The pandemic induced restrictions further altered a playing field already skewed with layers of compliance requirements, heavy taxation and an ominous threat from various authorities looking for any slip-ups.
Even worse for the sector according to multiple sources is the ‘David-Goliath’ divide that classifies players into different categories at marketing levels but handles them as equals during compliance enforcements including taxation.
The big boys versus minnows war has deepened rifts where consumers span the economic spectrum with some able to afford a Sh23,000 for a litre of whisky in one sitting while others spend the same amount on tiple in a year.
In one glaring example, the Kenya Bureau of Standards has a specific standard for alcoholic spirits including those imported but the labeling requirements are not similar for all the players.

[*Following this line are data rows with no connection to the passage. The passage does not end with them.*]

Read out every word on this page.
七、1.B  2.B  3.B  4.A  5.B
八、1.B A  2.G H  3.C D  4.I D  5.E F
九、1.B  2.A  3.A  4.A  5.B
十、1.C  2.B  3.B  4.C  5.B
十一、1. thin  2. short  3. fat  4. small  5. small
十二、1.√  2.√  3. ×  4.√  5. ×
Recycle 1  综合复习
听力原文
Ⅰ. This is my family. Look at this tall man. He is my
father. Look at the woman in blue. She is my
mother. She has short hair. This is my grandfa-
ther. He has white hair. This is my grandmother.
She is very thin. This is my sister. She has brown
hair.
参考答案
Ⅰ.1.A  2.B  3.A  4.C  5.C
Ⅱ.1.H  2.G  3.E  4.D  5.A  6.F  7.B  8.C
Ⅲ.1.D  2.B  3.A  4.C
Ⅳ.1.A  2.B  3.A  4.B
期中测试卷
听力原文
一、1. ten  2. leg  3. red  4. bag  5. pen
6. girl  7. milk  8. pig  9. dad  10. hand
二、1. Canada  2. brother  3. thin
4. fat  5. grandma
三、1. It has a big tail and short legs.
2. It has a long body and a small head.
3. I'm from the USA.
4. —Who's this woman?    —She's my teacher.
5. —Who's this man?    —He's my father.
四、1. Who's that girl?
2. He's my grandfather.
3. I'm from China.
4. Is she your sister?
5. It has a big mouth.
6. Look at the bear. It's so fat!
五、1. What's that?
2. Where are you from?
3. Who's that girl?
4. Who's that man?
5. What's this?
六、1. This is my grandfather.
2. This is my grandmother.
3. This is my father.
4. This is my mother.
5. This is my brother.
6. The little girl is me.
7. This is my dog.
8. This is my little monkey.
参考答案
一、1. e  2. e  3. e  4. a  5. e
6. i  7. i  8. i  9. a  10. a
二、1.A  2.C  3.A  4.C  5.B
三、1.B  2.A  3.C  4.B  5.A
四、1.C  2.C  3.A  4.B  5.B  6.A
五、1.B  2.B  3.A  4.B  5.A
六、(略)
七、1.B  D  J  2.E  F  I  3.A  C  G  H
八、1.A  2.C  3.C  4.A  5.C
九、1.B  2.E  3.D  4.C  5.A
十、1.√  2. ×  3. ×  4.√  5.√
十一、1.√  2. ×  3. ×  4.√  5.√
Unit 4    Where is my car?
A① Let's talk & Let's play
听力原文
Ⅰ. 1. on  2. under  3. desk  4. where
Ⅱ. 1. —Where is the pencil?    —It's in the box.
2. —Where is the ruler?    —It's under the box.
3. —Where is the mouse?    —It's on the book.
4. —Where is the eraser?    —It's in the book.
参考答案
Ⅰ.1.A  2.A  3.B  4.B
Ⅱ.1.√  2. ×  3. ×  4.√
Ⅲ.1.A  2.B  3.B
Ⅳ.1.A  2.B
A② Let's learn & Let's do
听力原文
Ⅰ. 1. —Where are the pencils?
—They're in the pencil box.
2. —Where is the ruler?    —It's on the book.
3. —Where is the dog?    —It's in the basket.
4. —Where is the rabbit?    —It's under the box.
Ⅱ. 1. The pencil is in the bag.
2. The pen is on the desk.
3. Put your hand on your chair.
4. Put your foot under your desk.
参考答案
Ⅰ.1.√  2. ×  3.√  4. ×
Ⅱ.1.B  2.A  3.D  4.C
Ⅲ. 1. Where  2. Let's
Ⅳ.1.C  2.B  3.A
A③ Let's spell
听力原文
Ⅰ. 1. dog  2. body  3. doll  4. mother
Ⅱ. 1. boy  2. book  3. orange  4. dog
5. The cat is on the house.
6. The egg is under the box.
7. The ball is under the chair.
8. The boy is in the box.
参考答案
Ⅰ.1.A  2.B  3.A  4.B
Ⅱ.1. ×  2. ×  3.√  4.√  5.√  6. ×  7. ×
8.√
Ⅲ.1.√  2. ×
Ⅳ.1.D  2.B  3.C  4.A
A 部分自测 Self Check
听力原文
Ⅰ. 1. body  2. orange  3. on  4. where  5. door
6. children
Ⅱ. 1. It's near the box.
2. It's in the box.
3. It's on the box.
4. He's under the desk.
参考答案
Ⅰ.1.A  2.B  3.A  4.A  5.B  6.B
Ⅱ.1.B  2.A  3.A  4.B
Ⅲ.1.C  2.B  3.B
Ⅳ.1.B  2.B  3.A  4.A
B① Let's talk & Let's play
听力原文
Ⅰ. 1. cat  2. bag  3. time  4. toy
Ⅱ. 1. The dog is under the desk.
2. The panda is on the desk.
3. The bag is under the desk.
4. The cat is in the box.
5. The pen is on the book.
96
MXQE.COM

“The standards require second tier companies to brand their products as portable spirits, a reference that naturally degrades their products as second-generation drinks when the ingredients and distillation process are similar if not sometimes better than the imported products. This classification alone makes it harder to compete in the market with the foreign brands,” an industry director told Smart Business requesting anonymity for fear of reprisal from the big boys.
The sector, which has one of the toughest entry requirements, is also said to have been made so by selfish interests to prevent more players from creating competition with smaller players who make the cut always on the run from authorities dangling the missing compliances threat.
Alcoholic Beverages Association of Kenya (ABAK), which brings together 12 local producers in Kenya and one international importer admits that the industry has some ‘unfair competition’ witnessed in some areas.
Although they did not go into details, its members contend there is unfair targeting of smaller players always facing punitive measures from regulators and hanging onto the edge of the market despite remitting millions of shillings in taxes to the government.
Representation at the umbrella organisation alone with only 12 members out of the 451 players comprising 49 manufactures and 402 importers of beer spirits and wines, tells of the stratified market heavily tilted towards importation where rules are a bit lax than manufacturing where compliance makes dealers constantly walk a tight rope.
According to the ABAK chairman Gordon Mutugi , the industry which collectively contributes over Sh80 billion in taxes every year and which employs tens of thousands in the distribution and sales value chain, still faces a 50 percent competition from illicit beverages.
“We believe that effective alcohol control measures should work to achieve permanent and sustainable solution to the menace of illicit brews through fair and objective enforcement of laws relating to alcohol control,” Mr Mutugi said
The enforcement has been anything but fair and the government continues to bleed in the upwards of Sh30 billion in taxes to trade in illicits every year.
Portable spirit labeling for example which was introduced after an intergovernmental taskforce was formed in 2015 to deal with the illicit brews, has permanently put a chokehold on smaller players who continue to struggle in a badly skewed playing field.
Factories continue to suffer inefficiencies and compromise tax administration that in many ways put them at odds with the administration. At the end of it, they are closed down and fined heavily.
Tax administration errors such as excisable stamps reconciliation issues and production inefficiencies place them on the wrong side of the law.
“A manufacturer with high factory inefficiencies for example may cause a significant spirit spillage and trigger suspicion when the procured spirit does not correspond with the declared tax. Likewise, the use of raw material to determine tax due is not always 100 percent accurate,”Mr Mutugi said.
To collect every bit of the excise tax, the Kenya revenue Authority installed a Sh17 billion Excisable Goods Management System (EGMS) from a Swiss multinational, SICPA Securities Solutions at every production line to monitor collections. The country’s tax regime in the sector significantly changed in 2015 when a move from the ad-valorem rates (based on the sales price) to the specific rates based on each litre produced drove the tax rates through the roof.
The higher taxes have made border towns major smuggling zones for alcohol from cheaper neighbours with beer in Busia likely to be as cheaper or more expensive by Sh170 thanks to the huge taxation difference of beer and alcoholic beverages between the two neighbouring countries.
A bottle of beer from Uganda (usually warm since it cannot be kept in the refrigerators on display) retails at between Sh80 and Sh100 while a cold one is Kenyan will retail at Sh200-250 in the shopping centres spread along the order from Busia to Malaba.
The Uganda Revenue Authority taxes anything between Sh18 to 51 (in Kenya shillings) per litre of beer depending on the content.
The two East African neighbours have a wide taxation gulf that even though Uganda is landlocked and imports its goods through Kenya from where it is transported around 1,000 kilometers to reach the border, it is still cheaper to buy goods from Uganda.
Small players can only pray that things change in future to secure the future of their ventures.